Under ground of error two, appellant complains that the trial court erred when two instructions he had requested were not included in the charge.
In the first request, appellant asked for the following instruction:
“You are instructed that the defendant, Noe Lara Tavarez, is entitled, under the laws of this state, to be judged on this indictment as charged alone and individually. And, accordingly, unless you determine and find from the evidence beyond a reasonable doubt that this defendant did not act with another person or other*525 persons, and did not act knowingly or intentionally in connection with the commission of the offense in question, or if you have a reasonable doubt thereof, you will acquit this defendant.”

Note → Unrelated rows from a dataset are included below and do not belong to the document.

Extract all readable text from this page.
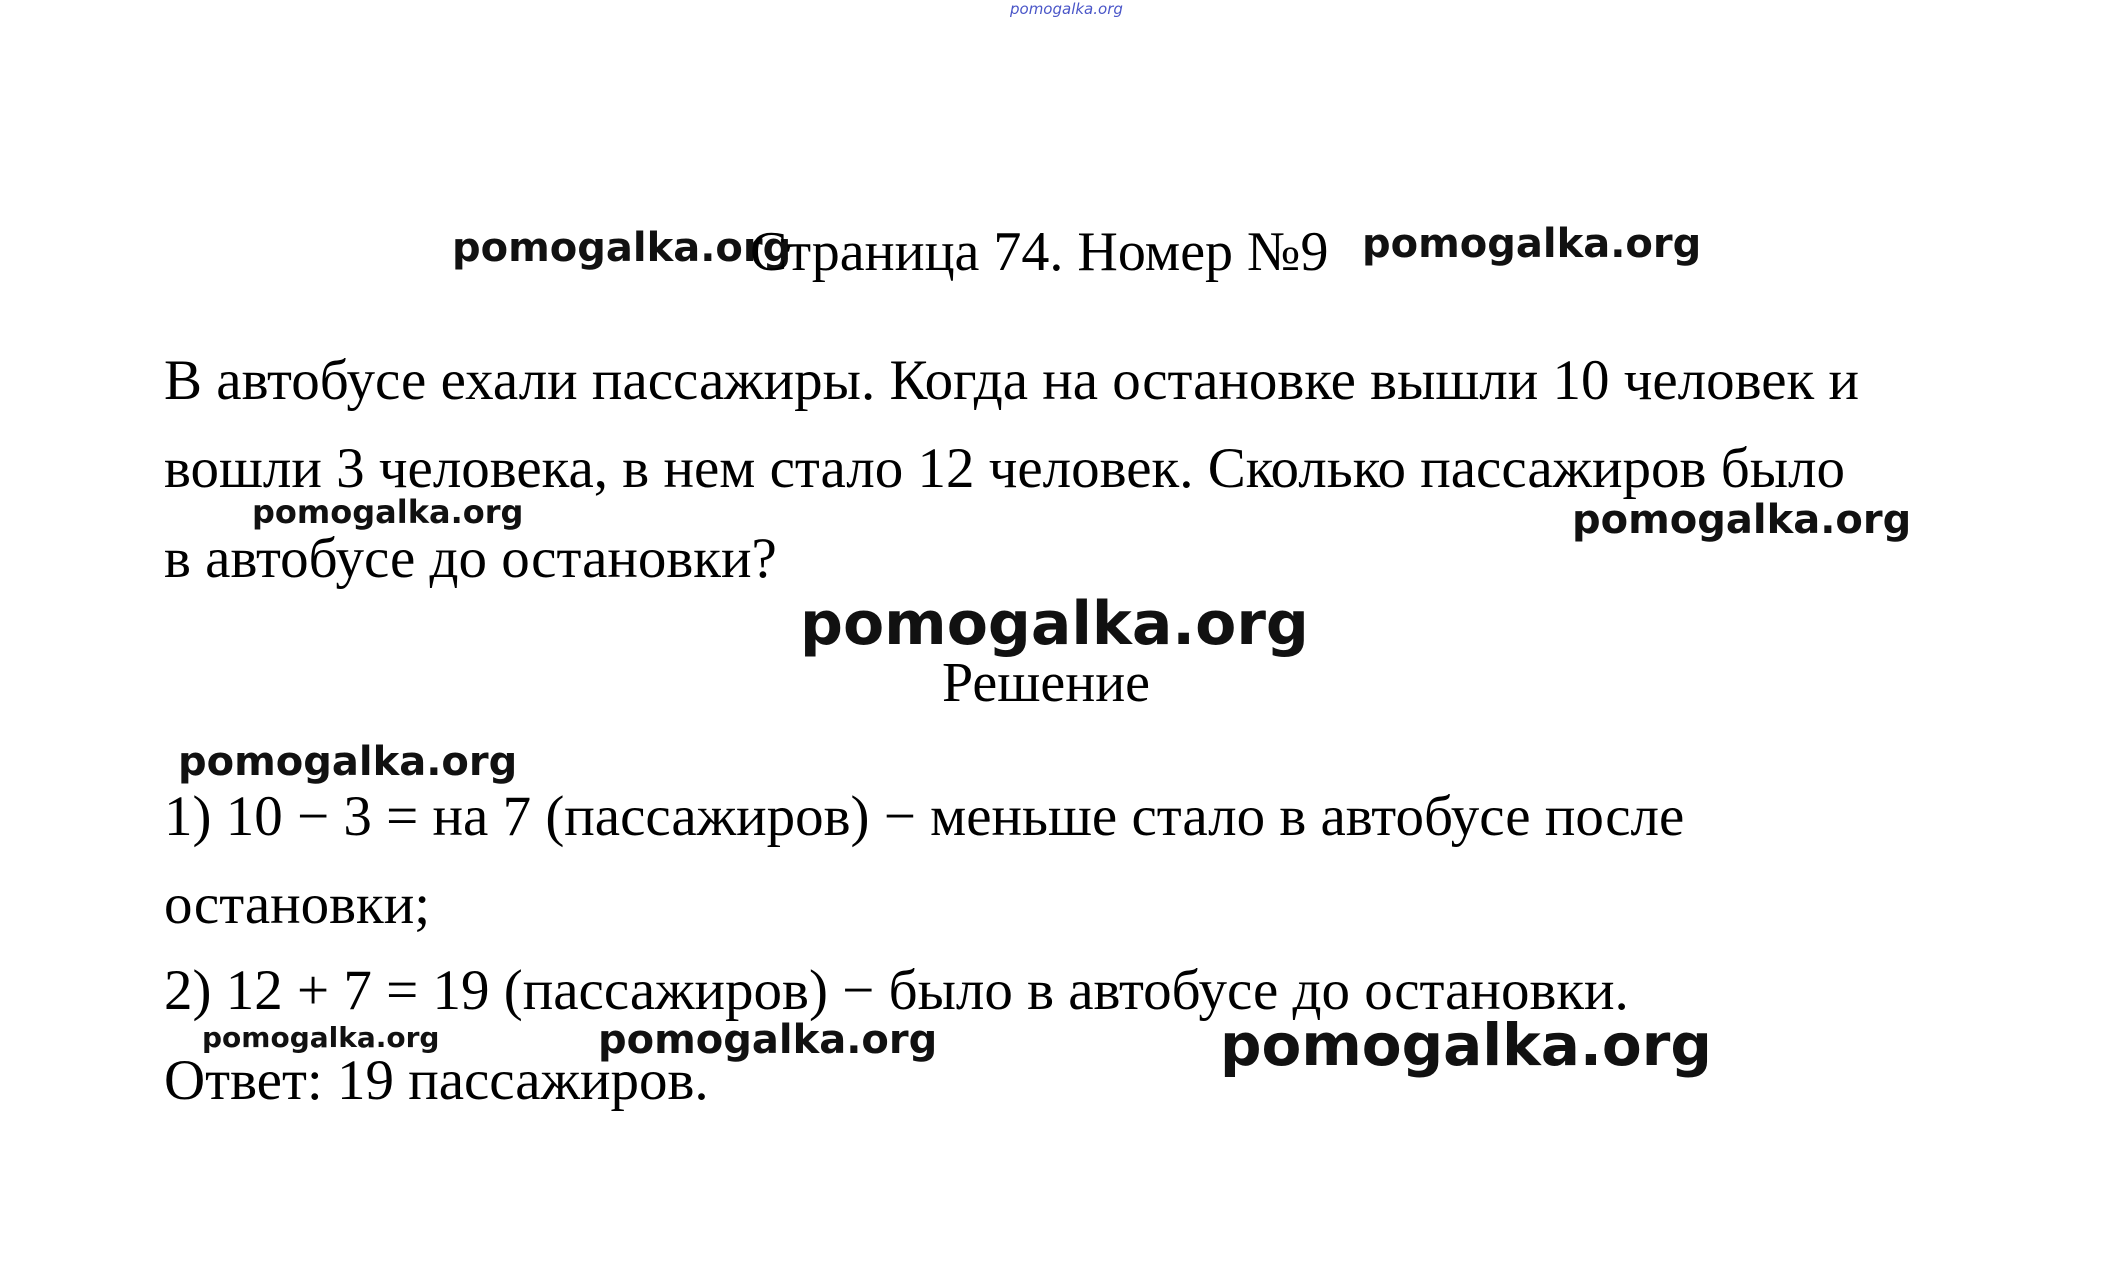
pomogalka.org
pomogalka.org
Страница 74. Номер №9 pomogalka.org
В автобусе ехали пассажиры. Когда на остановке вышли 10 человек и
вошли 3 человека, в нем стало 12 человек. Сколько пассажиров было
в автобусе до остановки?
pomogalka.org	pomogalka.org
pomogalka.org
Решение
pomogalka.org
1) 10 − 3 = на 7 (пассажиров) − меньше стало в автобусе после
остановки;
2) 12 + 7 = 19 (пассажиров) − было в автобусе до остановки.
Ответ: 19 пассажиров.
pomogalka.org	pomogalka.org	pomogalka.org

This instruction is contrary to the law applicable to the case. This instruction would require the jury to acquit the defendant if they believed beyond a reasonable doubt that he acted alone and acted intentionally or knowingly in committing the crime. Tex.Penal Code Ann. § 19.02(a)(1) (Vernon 1974) provides that a person commits murder if he “intentionally or knowingly caused the death of an individual,” and section 7.01(a) of the Code provides that “A person is criminally responsible as a party to an offense if the offense is committed by his own conduct, by the conduct of another for which he is criminally responsible, or by both.” (emphasis supplied). In the second request, appellant asked for this instruction:
“You are instructed that if you find from the evidence that some person or persons other than the defendant, acted independently and without the knowledge of the defendant in the commission of the offense in question, or if you have reasonable doubt thereof, you will find this defendant not guilty.”

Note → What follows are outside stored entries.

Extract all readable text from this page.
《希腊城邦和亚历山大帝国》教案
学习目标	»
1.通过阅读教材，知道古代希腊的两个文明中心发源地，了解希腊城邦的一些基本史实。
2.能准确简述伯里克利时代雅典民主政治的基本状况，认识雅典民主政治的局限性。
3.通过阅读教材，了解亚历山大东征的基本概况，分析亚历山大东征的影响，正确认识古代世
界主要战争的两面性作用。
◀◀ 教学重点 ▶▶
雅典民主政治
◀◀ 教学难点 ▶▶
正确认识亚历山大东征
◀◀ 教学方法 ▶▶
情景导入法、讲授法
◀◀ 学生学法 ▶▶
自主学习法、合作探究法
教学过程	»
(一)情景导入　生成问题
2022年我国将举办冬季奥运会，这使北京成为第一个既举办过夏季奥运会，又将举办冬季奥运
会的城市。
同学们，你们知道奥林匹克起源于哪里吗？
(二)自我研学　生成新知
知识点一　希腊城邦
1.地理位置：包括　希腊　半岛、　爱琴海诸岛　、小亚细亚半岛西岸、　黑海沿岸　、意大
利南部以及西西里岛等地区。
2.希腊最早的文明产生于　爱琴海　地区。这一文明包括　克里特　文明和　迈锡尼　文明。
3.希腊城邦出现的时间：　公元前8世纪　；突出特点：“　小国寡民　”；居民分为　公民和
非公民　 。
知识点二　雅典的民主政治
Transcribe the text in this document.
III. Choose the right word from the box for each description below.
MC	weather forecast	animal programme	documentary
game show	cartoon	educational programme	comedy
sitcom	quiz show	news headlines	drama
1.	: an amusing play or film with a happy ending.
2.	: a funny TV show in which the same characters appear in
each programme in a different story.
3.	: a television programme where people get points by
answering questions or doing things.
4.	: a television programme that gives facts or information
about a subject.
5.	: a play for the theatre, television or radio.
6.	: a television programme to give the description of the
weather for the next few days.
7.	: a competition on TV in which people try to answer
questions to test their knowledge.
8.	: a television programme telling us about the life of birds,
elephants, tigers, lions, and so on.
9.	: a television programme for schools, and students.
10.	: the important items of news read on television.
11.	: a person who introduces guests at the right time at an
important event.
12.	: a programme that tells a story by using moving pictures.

The court gave this instruction on the law of alibi:
“A defense raised by the Defendant in this case is what is known as an alibi, that is, that if the offense was committed, as alleged, the Defendant was, at the time of the commission thereof, at another and different place from that at which such offense was committed and, therefore, was not and could not have been the person who committed the same. Now if you have a reasonable doubt as to the presence of the Defendant at the place where the offense was committed, if an offense was committed, at the time of the commission thereof, then you will find the Defendant not guilty.”

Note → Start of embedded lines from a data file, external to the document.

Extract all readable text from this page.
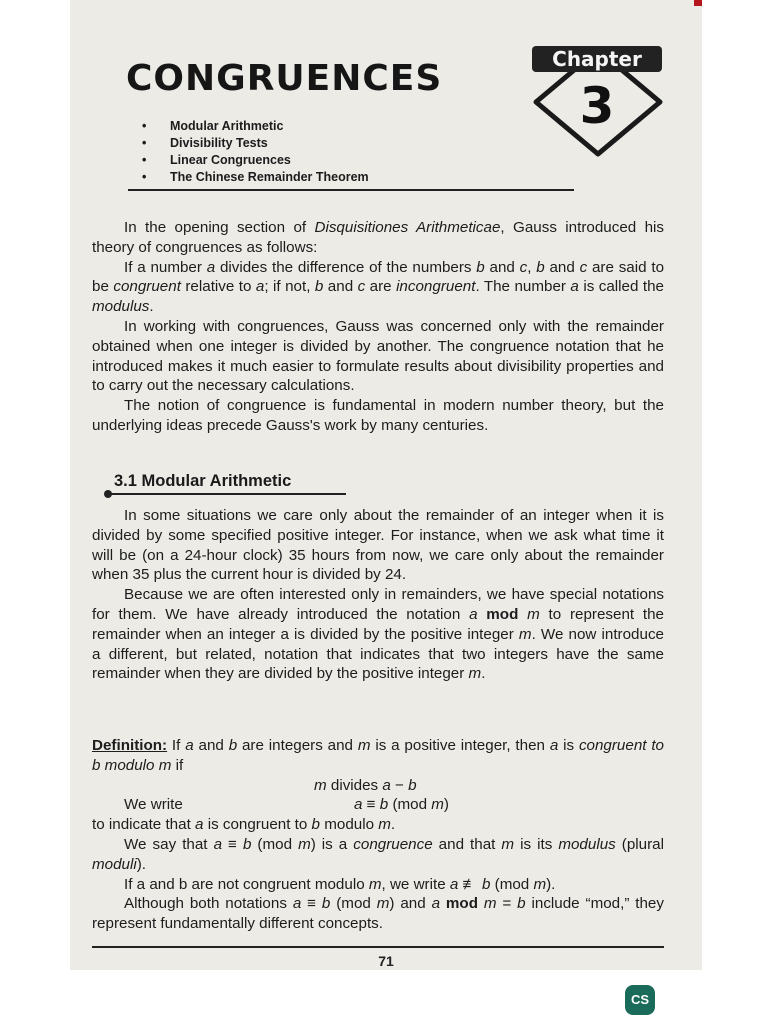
CONGRUENCES	Chapter
3
• Modular Arithmetic
• Divisibility Tests
• Linear Congruences
• The Chinese Remainder Theorem

In the opening section of Disquisitiones Arithmeticae, Gauss introduced his theory of congruences as follows:

If a number a divides the difference of the numbers b and c, b and c are said to be congruent relative to a; if not, b and c are incongruent. The number a is called the modulus.

In working with congruences, Gauss was concerned only with the remainder obtained when one integer is divided by another. The congruence notation that he introduced makes it much easier to formulate results about divisibility properties and to carry out the necessary calculations.

The notion of congruence is fundamental in modern number theory, but the underlying ideas precede Gauss's work by many centuries.

3.1 Modular Arithmetic

In some situations we care only about the remainder of an integer when it is divided by some specified positive integer. For instance, when we ask what time it will be (on a 24-hour clock) 35 hours from now, we care only about the remainder when 35 plus the current hour is divided by 24.

Because we are often interested only in remainders, we have special notations for them. We have already introduced the notation a mod m to represent the remainder when an integer a is divided by the positive integer m. We now introduce a different, but related, notation that indicates that two integers have the same remainder when they are divided by the positive integer m.

Definition: If a and b are integers and m is a positive integer, then a is congruent to b modulo m if

m divides a − b

We write	a ≡ b (mod m)

to indicate that a is congruent to b modulo m.

We say that a ≡ b (mod m) is a congruence and that m is its modulus (plural moduli).

If a and b are not congruent modulo m, we write a ≢ b (mod m).

Although both notations a ≡ b (mod m) and a mod m = b include “mod,” they represent fundamentally different concepts.

71
CS
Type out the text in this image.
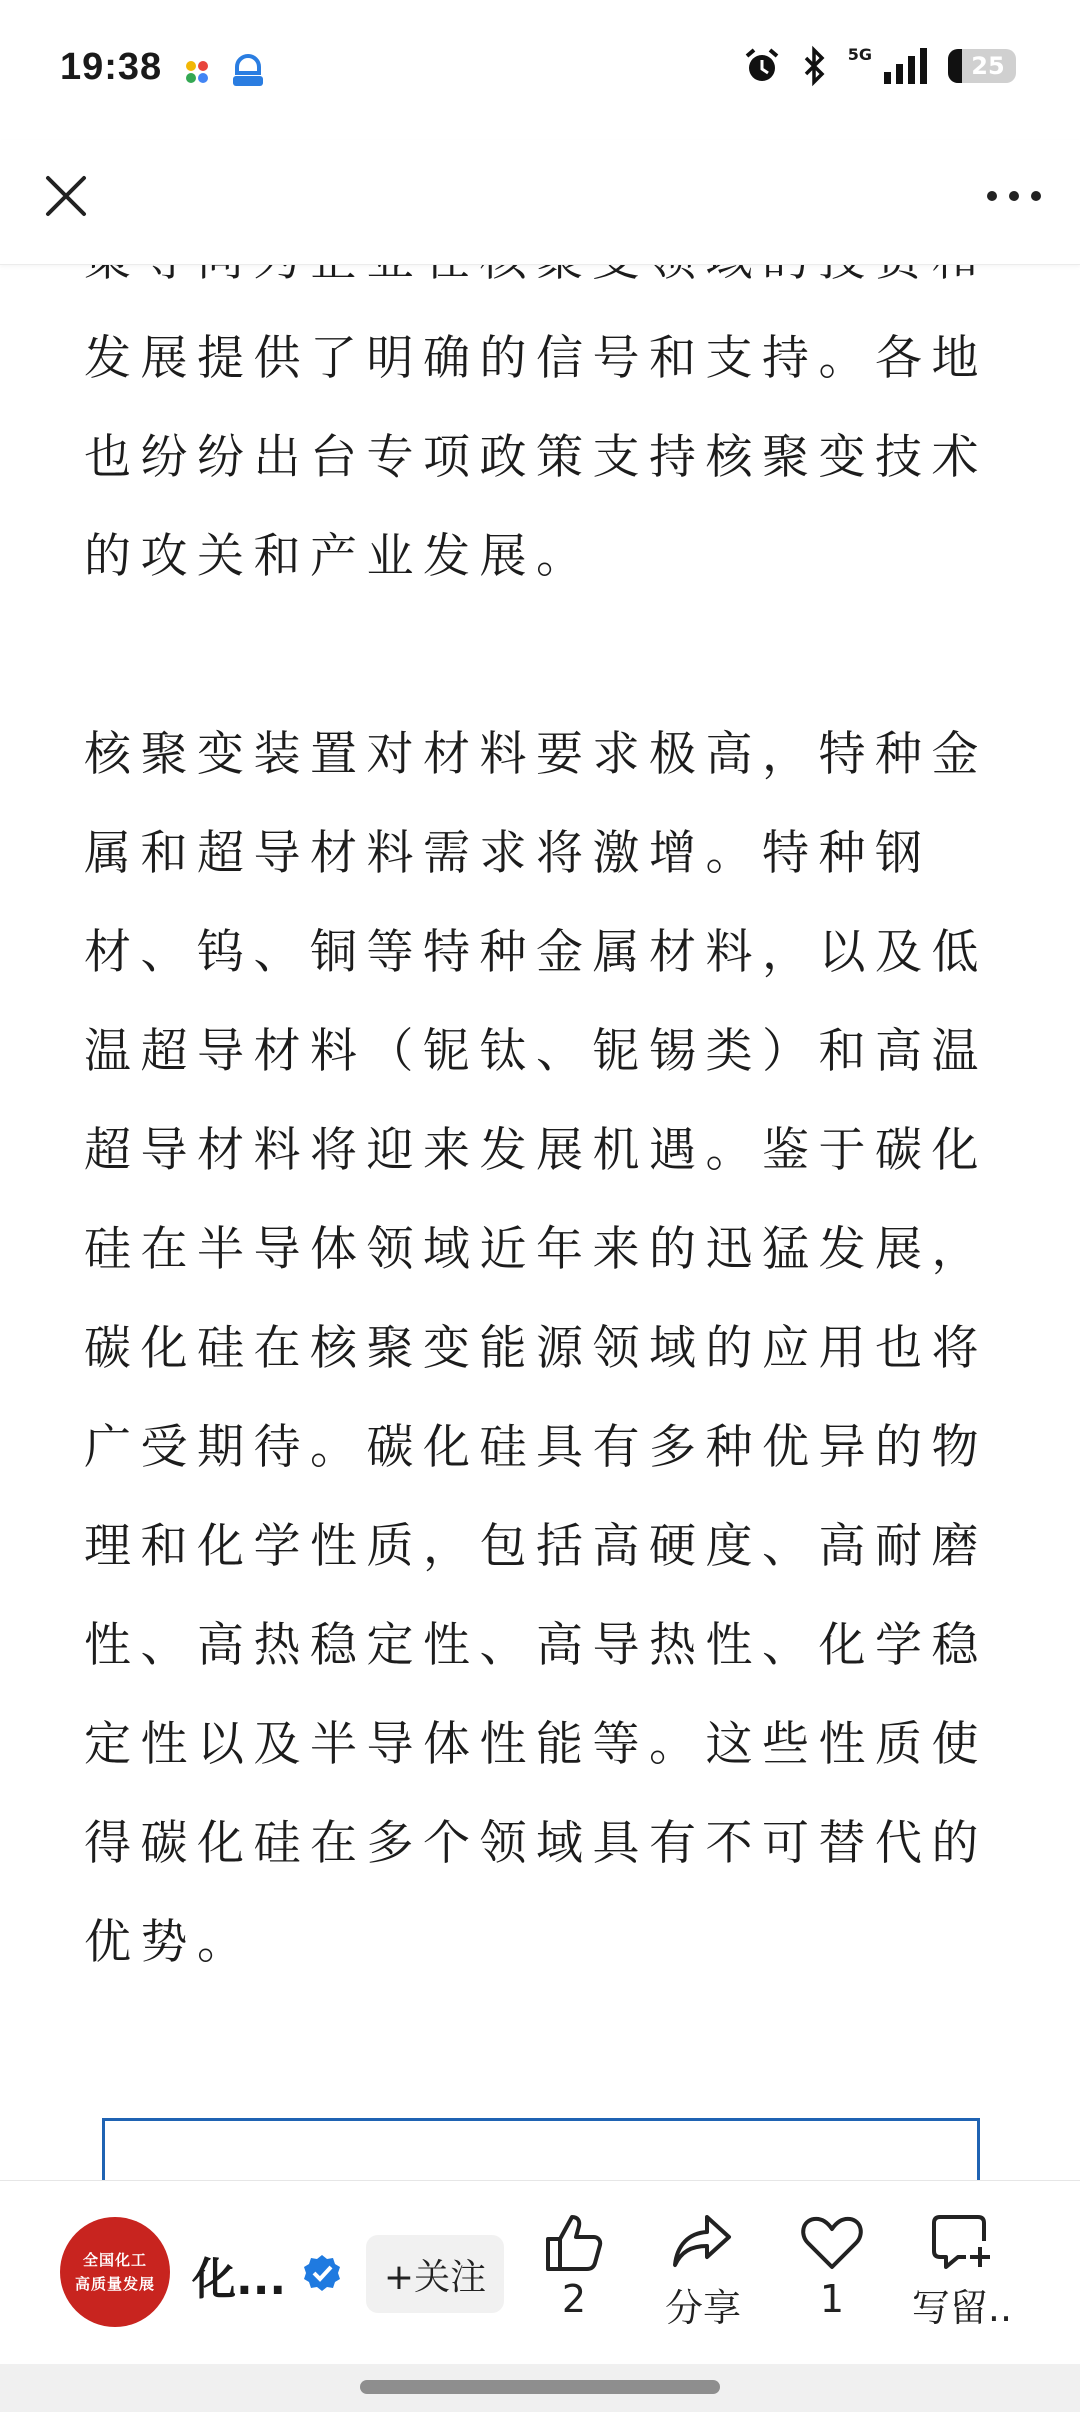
19:38	5G	25

发展提供了明确的信号和支持。各地也纷纷出台专项政策支持核聚变技术的攻关和产业发展。

核聚变装置对材料要求极高，特种金属和超导材料需求将激增。特种钢材、钨、铜等特种金属材料，以及低温超导材料（铌钛、铌锡类）和高温超导材料将迎来发展机遇。鉴于碳化硅在半导体领域近年来的迅猛发展，碳化硅在核聚变能源领域的应用也将广受期待。碳化硅具有多种优异的物理和化学性质，包括高硬度、高耐磨性、高热稳定性、高导热性、化学稳定性以及半导体性能等。这些性质使得碳化硅在多个领域具有不可替代的优势。

全国化工
高质量发展 化...	+关注	2 分享 1 写留..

Under the circumstances of this case, the alibi charge given by the court was adequate to cover the defense that death resulted from the independent acts of third parties. If the jury believed that appellant was at another place when the shooting occurred, they necessarily believed that someone other than the defendant did the killing. Hittson v. State, 135 Tex.Cr.R. 67, 117 S.W.2d 90 (1938).
In ground of error three, appellant contends that the trial court erred in refusing to set out in the charge the conditions that the appellant would be subject to if he were granted probation. While information of this kind may be put into the charge, it is not required. The trial court’s refusal, therefore, was not error. Flores v. State, 513 S.W.2d 66, 69 (Tex.Cr.App.1974).
We have carefully considered all grounds of error which have been brought forward by appellant. None have any merit, and they are overruled.
The judgment of the trial court is AFFIRMED.